The Court does not condone Thomas's actions, but it would be a farce to say that a single mother's acts of using Kazaa are the equivalent, for example, to the acts of global financial firms illegally infringing on copyrights in order to profit in the securities market.

Farce, indeed. But no one is laughing now. We are all thinking about this woman and what happens now to her life. It rivals Les Miserables. If only the RIAA could understand that they could benefit from P2P, if they only would try, instead of fighting it, which can never succeed. Technology always wins. I'm not even convinced that she is guilty, by the way. You know why? Because for many years I did "tech support" for my family and for an office I worked in. And I saw how easy it was for weird things to happen to a Windows computer that the owner didn't even know about. There are, they say, millions of computers owned by bots for malicious purposes, after all. She says she didn't do it. What if she really didn't? How would she prove it? How would *you*, if it were you? Maybe if the Franklin Pierce law students came to your aid, as they did the woman sued for filesharing who didn't even own a computer.

How many of you have sent your friends or family a funny cartoon or an entire article you found interesting in an email? Did you know you broke the law, if we are going into Les Mis territory?

And what happened after the judge made that plea will help you to understand why Fred von Lohmann of EFF suggests that Ms. Thomas-Rasset's lawyers will likely be thinking about an appeal on constitutional grounds:

Given the size of the statutory damages award, Ms. Thomas-Rasset's legal team will likely be seriously considering a constitutional challenge to the verdict. A large and disproportionate damage award like this raises at least two potential constitutional concerns.

First, the Supreme Court has made it clear that “grossly excessive” punitive damage awards (e.g., $2 million award against BMW for selling a repainted BMW as "new") violate the Due Process clause of the U.S. Constitution.

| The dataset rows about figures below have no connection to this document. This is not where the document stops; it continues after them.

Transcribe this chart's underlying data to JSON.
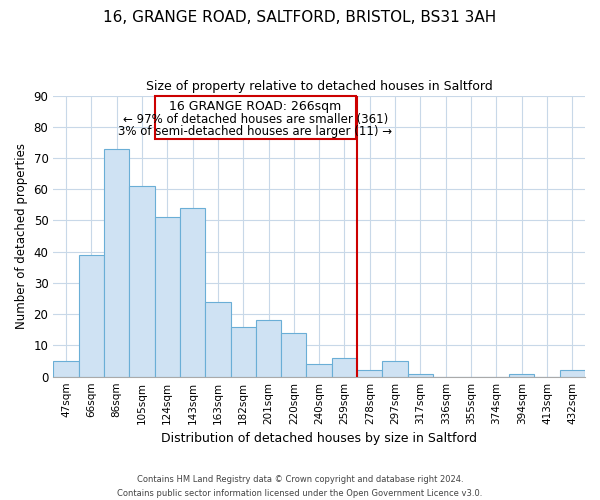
{
  "title1": "16, GRANGE ROAD, SALTFORD, BRISTOL, BS31 3AH",
  "title2": "Size of property relative to detached houses in Saltford",
  "xlabel": "Distribution of detached houses by size in Saltford",
  "ylabel": "Number of detached properties",
  "bar_labels": [
    "47sqm",
    "66sqm",
    "86sqm",
    "105sqm",
    "124sqm",
    "143sqm",
    "163sqm",
    "182sqm",
    "201sqm",
    "220sqm",
    "240sqm",
    "259sqm",
    "278sqm",
    "297sqm",
    "317sqm",
    "336sqm",
    "355sqm",
    "374sqm",
    "394sqm",
    "413sqm",
    "432sqm"
  ],
  "bar_values": [
    5,
    39,
    73,
    61,
    51,
    54,
    24,
    16,
    18,
    14,
    4,
    6,
    2,
    5,
    1,
    0,
    0,
    0,
    1,
    0,
    2
  ],
  "bar_color": "#cfe2f3",
  "bar_edgecolor": "#6aaed6",
  "vline_x": 11.5,
  "vline_color": "#cc0000",
  "ylim": [
    0,
    90
  ],
  "yticks": [
    0,
    10,
    20,
    30,
    40,
    50,
    60,
    70,
    80,
    90
  ],
  "annotation_title": "16 GRANGE ROAD: 266sqm",
  "annotation_line1": "← 97% of detached houses are smaller (361)",
  "annotation_line2": "3% of semi-detached houses are larger (11) →",
  "annotation_box_color": "#ffffff",
  "annotation_box_edge": "#cc0000",
  "footer1": "Contains HM Land Registry data © Crown copyright and database right 2024.",
  "footer2": "Contains public sector information licensed under the Open Government Licence v3.0.",
  "background_color": "#ffffff",
  "grid_color": "#c8d8e8"
}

In evaluating whether an award "grossly excessive," courts evaluate three criteria: 1) the degree of reprehensibility of the defendant’s actions, 2) the disparity between the harm to the plaintiff and the punitive award, and 3) the similarity or difference between the punitive award and civil penalties authorized or imposed in comparable situations. Does a $1.92 million award for sharing 24 songs cross the line into "grossly excessive"? And do these Due Process limitations apply differently to statutory damages than to punitive damages? These are questions that the court will have to decide if the issue is raised by Ms. Thomas-Rasset's attorneys.

Second, recent Supreme Court rulings suggest that a jury may not award statutory damages for the express or implicit purpose of deterring other infringers who are not parties in the case before the court. In other words, the award should be aimed at deterring this defendant, not giving the plaintiff a windfall in order to send a message to others who might be tempted to infringe. It's hard to know without having been in the courtroom, but if the record industry lawyers urged the jury to "send a message" to the millions of other American file-sharers out there, they may have crossed the constitutional line.

Slavery was made unconstitutional a long time ago, after all.